Parliamentary Under-Secretary of State for Overseas Territories and Sustainable Development
- In office 23 April 2019 – 25 November 2020
- Prime Minister: Theresa May Boris Johnson
- Preceded by: The Lord Bates
- Succeeded by: Office abolished

Parliamentary Under-Secretary of State for Aviation
- In office 27 October 2017 – 23 April 2019
- Prime Minister: Theresa May
- Preceded by: The Lord Callanan
- Succeeded by: The Baroness Vere of Norbiton

Baroness-in-Waiting Government Whip
- In office 11 June 2017 – 27 October 2017
- Prime Minister: Theresa May
- Preceded by: The Baroness Buscombe
- Succeeded by: The Baroness Stedman-Scott

Member of the House of Lords
- Lord Temporal
- Life peerage 30 August 2016

Personal details
- Born: 2 May 1977 (age 49)
- Party: Conservative
- Alma mater: Newcastle University

= Liz Sugg, Baroness Sugg =

British politician and political adviser

Elizabeth Grace Sugg, Baroness Sugg (born 2 May 1977) is a British politician, life peer and political adviser. A member of the Conservative Party, she served as Parliamentary Under-Secretary of State for the Overseas Territories and Sustainable Development between February and November 2020.

== Education and career ==

Sugg grew up and went to school in Surrey attending Epsom College. She graduated from Newcastle University with a degree in Politics and Economics. Her mother, Deborah Sugg, worked for many years as parliamentary assistant to the prominent Conservative MP, Kenneth Clarke.

After working in Brussels as a press secretary for the Conservative MEPs, Sugg served as Head of Operations at 10 Downing Street under the premiership of David Cameron.
She led the preparation of key international meetings hosted by the UK such as the G7 Summit in Lough Erne in 2013 and the NATO Summit 2014 in Wales.
She was appointed a Commander of the Order of the British Empire (CBE) in the 2015 Dissolution Honours.

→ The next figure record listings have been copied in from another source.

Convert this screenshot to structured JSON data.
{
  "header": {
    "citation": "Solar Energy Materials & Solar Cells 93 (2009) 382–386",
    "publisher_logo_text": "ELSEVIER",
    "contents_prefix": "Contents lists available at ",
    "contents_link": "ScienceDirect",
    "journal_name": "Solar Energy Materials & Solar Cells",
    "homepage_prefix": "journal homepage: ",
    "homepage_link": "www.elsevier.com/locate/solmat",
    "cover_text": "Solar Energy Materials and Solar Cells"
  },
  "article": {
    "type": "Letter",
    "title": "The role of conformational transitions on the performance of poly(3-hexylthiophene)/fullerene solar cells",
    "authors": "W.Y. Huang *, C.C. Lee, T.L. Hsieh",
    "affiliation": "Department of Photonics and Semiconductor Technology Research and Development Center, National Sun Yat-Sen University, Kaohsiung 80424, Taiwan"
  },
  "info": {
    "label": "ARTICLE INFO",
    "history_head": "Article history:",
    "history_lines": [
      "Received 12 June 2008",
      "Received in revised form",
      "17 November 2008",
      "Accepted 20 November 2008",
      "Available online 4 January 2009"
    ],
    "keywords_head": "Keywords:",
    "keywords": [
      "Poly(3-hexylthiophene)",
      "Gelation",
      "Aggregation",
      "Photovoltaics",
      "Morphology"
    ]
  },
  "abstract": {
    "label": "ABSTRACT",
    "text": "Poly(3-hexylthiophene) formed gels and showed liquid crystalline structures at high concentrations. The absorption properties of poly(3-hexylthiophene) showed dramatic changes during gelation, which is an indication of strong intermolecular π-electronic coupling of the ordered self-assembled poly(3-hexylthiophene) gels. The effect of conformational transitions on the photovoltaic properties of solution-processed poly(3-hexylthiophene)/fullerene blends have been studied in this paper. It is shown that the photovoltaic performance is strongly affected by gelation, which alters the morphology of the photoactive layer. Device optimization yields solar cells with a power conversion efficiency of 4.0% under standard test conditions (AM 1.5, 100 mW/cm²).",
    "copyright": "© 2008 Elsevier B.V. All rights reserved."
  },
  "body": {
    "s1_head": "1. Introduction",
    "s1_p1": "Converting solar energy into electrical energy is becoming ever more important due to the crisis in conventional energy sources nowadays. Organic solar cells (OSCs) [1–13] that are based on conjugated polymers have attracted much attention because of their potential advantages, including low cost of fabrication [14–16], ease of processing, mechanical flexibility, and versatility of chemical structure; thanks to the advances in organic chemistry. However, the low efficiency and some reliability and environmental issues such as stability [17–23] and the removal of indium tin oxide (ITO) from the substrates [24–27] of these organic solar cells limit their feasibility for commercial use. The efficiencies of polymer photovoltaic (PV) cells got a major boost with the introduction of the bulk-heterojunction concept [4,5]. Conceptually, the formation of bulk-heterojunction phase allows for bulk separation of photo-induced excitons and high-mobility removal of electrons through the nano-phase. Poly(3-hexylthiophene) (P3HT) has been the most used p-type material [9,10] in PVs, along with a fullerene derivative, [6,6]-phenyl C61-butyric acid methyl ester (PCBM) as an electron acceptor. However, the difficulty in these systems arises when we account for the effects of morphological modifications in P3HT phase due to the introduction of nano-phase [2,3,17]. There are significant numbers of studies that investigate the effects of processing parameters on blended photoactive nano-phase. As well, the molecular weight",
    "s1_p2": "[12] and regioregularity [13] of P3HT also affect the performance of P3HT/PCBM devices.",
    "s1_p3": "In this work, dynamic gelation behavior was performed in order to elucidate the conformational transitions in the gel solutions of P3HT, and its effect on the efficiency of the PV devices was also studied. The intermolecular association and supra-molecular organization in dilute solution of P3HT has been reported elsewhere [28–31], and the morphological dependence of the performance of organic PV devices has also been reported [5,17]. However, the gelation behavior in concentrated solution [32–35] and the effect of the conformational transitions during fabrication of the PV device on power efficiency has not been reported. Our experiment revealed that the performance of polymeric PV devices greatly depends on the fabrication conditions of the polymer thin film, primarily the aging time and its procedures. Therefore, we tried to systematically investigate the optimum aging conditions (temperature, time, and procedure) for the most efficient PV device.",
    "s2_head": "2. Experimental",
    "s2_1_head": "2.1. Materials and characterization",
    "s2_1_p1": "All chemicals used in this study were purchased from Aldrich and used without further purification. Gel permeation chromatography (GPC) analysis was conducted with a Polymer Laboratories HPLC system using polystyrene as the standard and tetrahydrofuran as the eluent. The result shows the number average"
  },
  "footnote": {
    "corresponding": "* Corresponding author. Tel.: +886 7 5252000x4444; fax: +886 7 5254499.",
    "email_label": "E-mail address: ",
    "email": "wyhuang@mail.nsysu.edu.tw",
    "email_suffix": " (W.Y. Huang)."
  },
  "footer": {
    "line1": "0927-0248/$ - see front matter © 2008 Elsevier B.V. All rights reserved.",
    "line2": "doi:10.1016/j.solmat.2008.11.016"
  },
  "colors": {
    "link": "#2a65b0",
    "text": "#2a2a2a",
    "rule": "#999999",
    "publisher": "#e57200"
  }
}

She was nominated for a life peerage in the 2016 Prime Minister's Resignation Honours and was created Baroness Sugg, of Coldharbour in the London Borough of Lambeth, on 30 August 2016.

Sugg was a government whip as a Baroness-in-Waiting from June to October 2017. She was then appointed Parliamentary Under-Secretary of State for Aviation at the Department for Transport on 27 October 2017, replacing Lord Callanan. From 23 April 2019 until the February 2020 reshuffle she was Parliamentary Under-Secretary of State for International Development. She was appointed Parliamentary Under-Secretary of State and Minister for the Overseas Territories and Sustainable Development on 13 February 2020, and Special Envoy for Girls' Education on 5 March 2020.

On 25 November 2020 she resigned from her ministerial role at the Foreign, Commonwealth and Development Office following the announcement by the Chancellor of the Exchequer, Rishi Sunak, that the overseas aid budget would be reduced.

On the appointment of David Cameron as Foreign Secretary, she became a Special Adviser to him.